What were the most compelling topics learned in this course? 

This course was very much interesting and informative, however, the most compelling topics for me is as follows:
Chapter 4. Law, the courts, and contracts
Chapter 8. Privacy, Security, and fraud
Chapter 13. Stakeholders, costs and patient’s Rights.
The above topics were compelling for me because the information pertaining to these topics are dense and informative. One has to do a lot of research in order to be concise with information I put out there. 

How did participating in discussions help your understanding of the subject matter? Is anything still unclear that could be clarified? 

Participating in this class discussion was so essential for me. I learned a whole lot more from my classmates and I was able to gather information from my classmates’ posts and did further research that guided me along the way. 

What approaches could have yielded additional valuable information? 

The approaches taken during this course period was very educational. Knowing my strength and weakness in presenting paper writing was phenomenal. For me, I don’t think any additional valuable information needs to be yield, the course was taught with great communication, knowledge and understanding. 

How do you think the HIPAA certificate will help you as you seek a job in health care? 

Though I have not done it yet, I believe having a HIPAA certificate will be of more help in my career path as I pursue my degree in Healthcare Management. However, I am closely looking into doing it before the end of this week. 

6. Maria 

I enjoyed this class; I learned a lot which is pertinent to my career path. Every topic and discussion helped me to explore and gain a more in-depth knowledge of the healthcare system.

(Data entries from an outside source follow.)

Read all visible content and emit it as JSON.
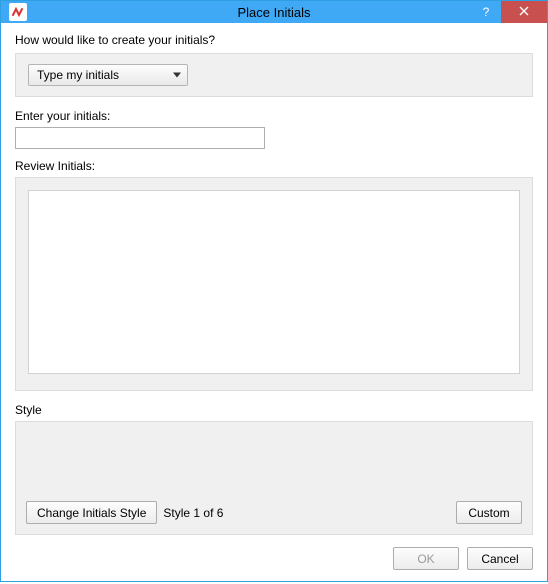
{
  "window": {
    "title": "Place Initials"
  },
  "question": "How would like to create your initials?",
  "method_dropdown": {
    "selected": "Type my initials"
  },
  "enter_label": "Enter your initials:",
  "initials_value": "",
  "review_label": "Review Initials:",
  "style": {
    "label": "Style",
    "change_button": "Change Initials Style",
    "counter": "Style 1 of 6",
    "custom_button": "Custom"
  },
  "buttons": {
    "ok": "OK",
    "cancel": "Cancel"
  }
}
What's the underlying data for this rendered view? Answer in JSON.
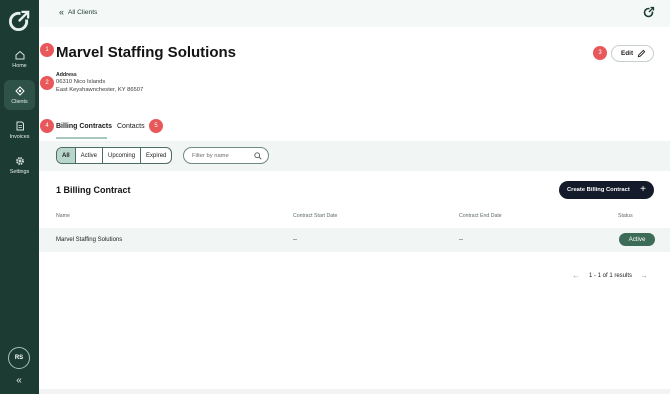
{
  "sidebar": {
    "logo_icon": "brand-logo-icon",
    "items": [
      {
        "label": "Home",
        "icon": "home-icon"
      },
      {
        "label": "Clients",
        "icon": "clients-icon",
        "active": true
      },
      {
        "label": "Invoices",
        "icon": "invoice-icon"
      },
      {
        "label": "Settings",
        "icon": "gear-icon"
      }
    ],
    "avatar_initials": "RS",
    "collapse_glyph": "«"
  },
  "topbar": {
    "back_label": "All Clients",
    "back_glyph": "«",
    "account_icon": "account-icon"
  },
  "header": {
    "title": "Marvel Staffing Solutions",
    "address_label": "Address",
    "address_line1": "06310 Nico Islands",
    "address_line2": "East Keyshawnchester, KY 86507",
    "edit_label": "Edit",
    "markers": [
      "1",
      "2",
      "3",
      "4",
      "5"
    ]
  },
  "tabs": [
    {
      "label": "Billing Contracts",
      "active": true
    },
    {
      "label": "Contacts",
      "active": false
    }
  ],
  "filters": {
    "segments": [
      {
        "label": "All",
        "active": true
      },
      {
        "label": "Active",
        "active": false
      },
      {
        "label": "Upcoming",
        "active": false
      },
      {
        "label": "Expired",
        "active": false
      }
    ],
    "search_placeholder": "Filter by name"
  },
  "contracts": {
    "heading": "1 Billing Contract",
    "create_label": "Create Billing Contract",
    "create_glyph": "+",
    "columns": [
      "Name",
      "Contract Start Date",
      "Contract End Date",
      "Status"
    ],
    "rows": [
      {
        "name": "Marvel Staffing Solutions",
        "start": "--",
        "end": "--",
        "status": "Active"
      }
    ]
  },
  "pagination": {
    "summary": "1 - 1 of 1 results",
    "prev_glyph": "←",
    "next_glyph": "→"
  },
  "colors": {
    "sidebar": "#1c3b33",
    "marker": "#e8585a",
    "primary_button": "#141b2b",
    "status_active": "#3c6b58",
    "segment_active": "#b9d6cc"
  }
}
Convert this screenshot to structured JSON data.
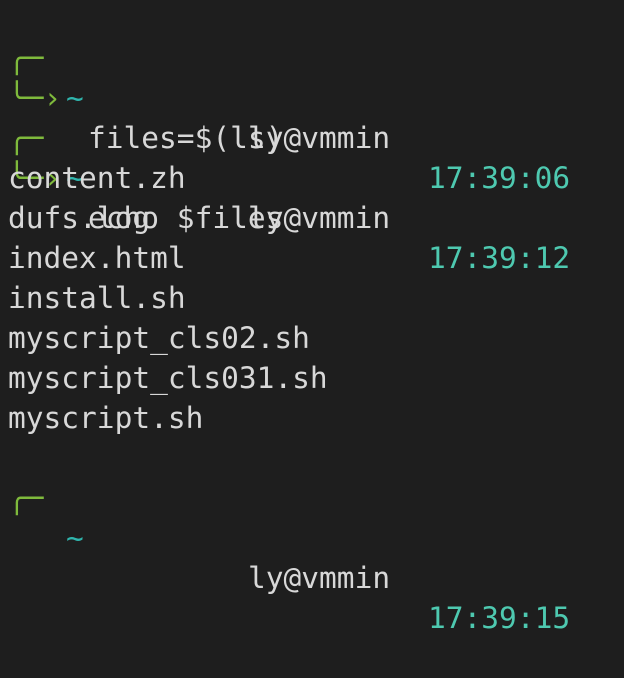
{
  "terminal": {
    "prompts": [
      {
        "corner_top": "╭─",
        "tilde": "~",
        "user_host": "ly@vmmin",
        "time": "17:39:06",
        "corner_bottom": "╰─›",
        "command": "files=$(ls)"
      },
      {
        "corner_top": "╭─",
        "tilde": "~",
        "user_host": "ly@vmmin",
        "time": "17:39:12",
        "corner_bottom": "╰─›",
        "command": "echo $files"
      }
    ],
    "output_lines": [
      "content.zh",
      "dufs.log",
      "index.html",
      "install.sh",
      "myscript_cls02.sh",
      "myscript_cls031.sh",
      "myscript.sh"
    ],
    "partial_prompt": {
      "corner_top": "╭─",
      "tilde": "~",
      "user_host": "ly@vmmin",
      "time": "17:39:15"
    }
  },
  "colors": {
    "background": "#1e1e1e",
    "foreground": "#d8d8d8",
    "prompt_green": "#7fba3c",
    "time_cyan": "#4ec9b0"
  }
}
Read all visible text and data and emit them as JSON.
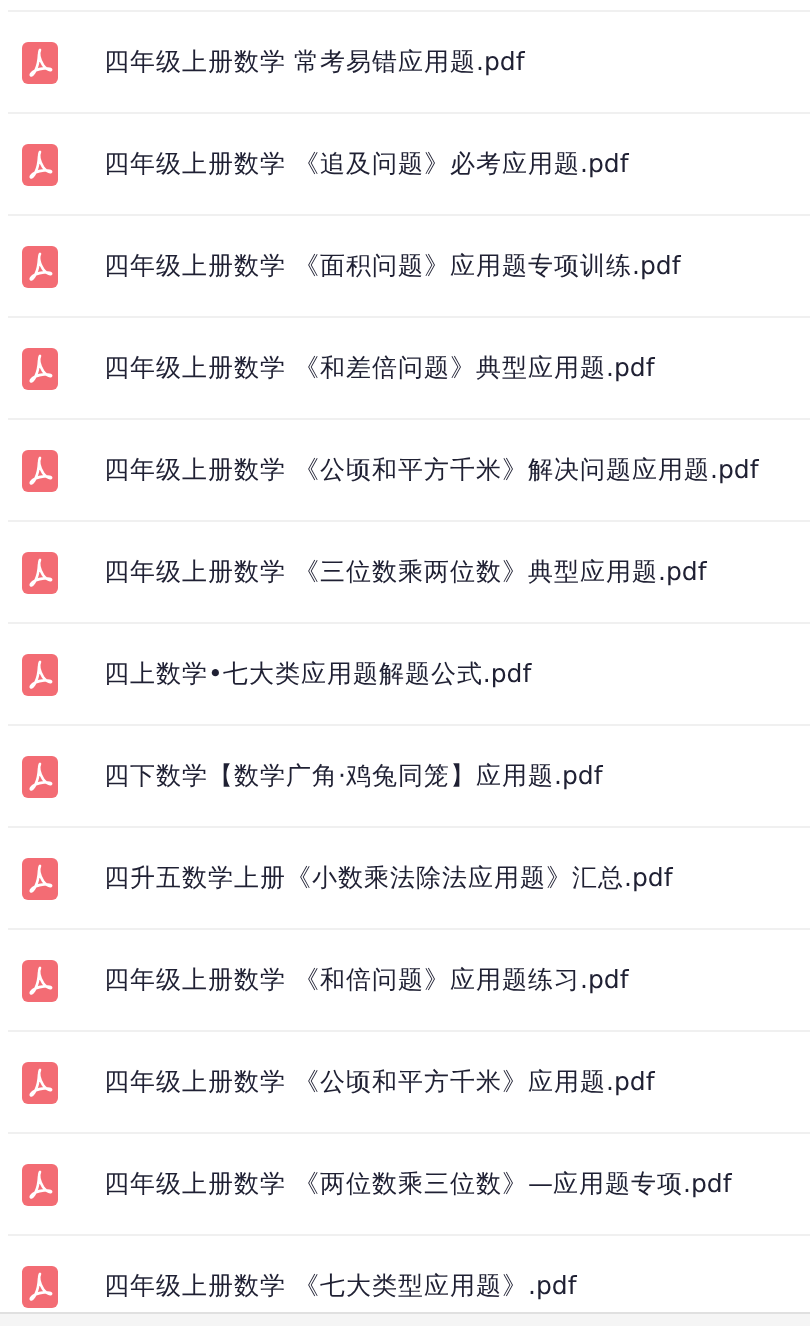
{
  "files": [
    {
      "name": "四年级上册数学 常考易错应用题.pdf"
    },
    {
      "name": "四年级上册数学 《追及问题》必考应用题.pdf"
    },
    {
      "name": "四年级上册数学 《面积问题》应用题专项训练.pdf"
    },
    {
      "name": "四年级上册数学 《和差倍问题》典型应用题.pdf"
    },
    {
      "name": "四年级上册数学 《公顷和平方千米》解决问题应用题.pdf"
    },
    {
      "name": "四年级上册数学 《三位数乘两位数》典型应用题.pdf"
    },
    {
      "name": "四上数学•七大类应用题解题公式.pdf"
    },
    {
      "name": "四下数学【数学广角·鸡兔同笼】应用题.pdf"
    },
    {
      "name": "四升五数学上册《小数乘法除法应用题》汇总.pdf"
    },
    {
      "name": "四年级上册数学 《和倍问题》应用题练习.pdf"
    },
    {
      "name": "四年级上册数学 《公顷和平方千米》应用题.pdf"
    },
    {
      "name": "四年级上册数学 《两位数乘三位数》—应用题专项.pdf"
    },
    {
      "name": "四年级上册数学 《七大类型应用题》.pdf"
    }
  ]
}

Healthcare is such a vast technical topic, but this class has helped me gain more insight and understanding. The topic on HIPAA was very compelling, not only about patient confidentiality, privacy, and security, but also learning what is contained in each standard, all the rules and regulations. I knew about HIPAA, but not to the extent of what I gleaned from this class. Research on the different topics, and live chats (archived) has allowed me to garner more information on this very important piece of legislation.  

I currently work for a healthcare organization and my goal is to continue my career in the industry. I am glad I did the training because it not only enhanced what I already knew about HIPAA, but I learn so much more. I believe the HIPAA certification will give me an edge towards my career advancement. (Thanks a lot, CTU). 

The only approach that I think would have made a difference would be to have live chats the first day of class as oppose to the day before an assignment is due. 

Information gained from the textbook and live chats have helped tremendously. I enjoyed the discussion boards because for the most part there are no right or wrong answers, just different perspectives which I appreciate.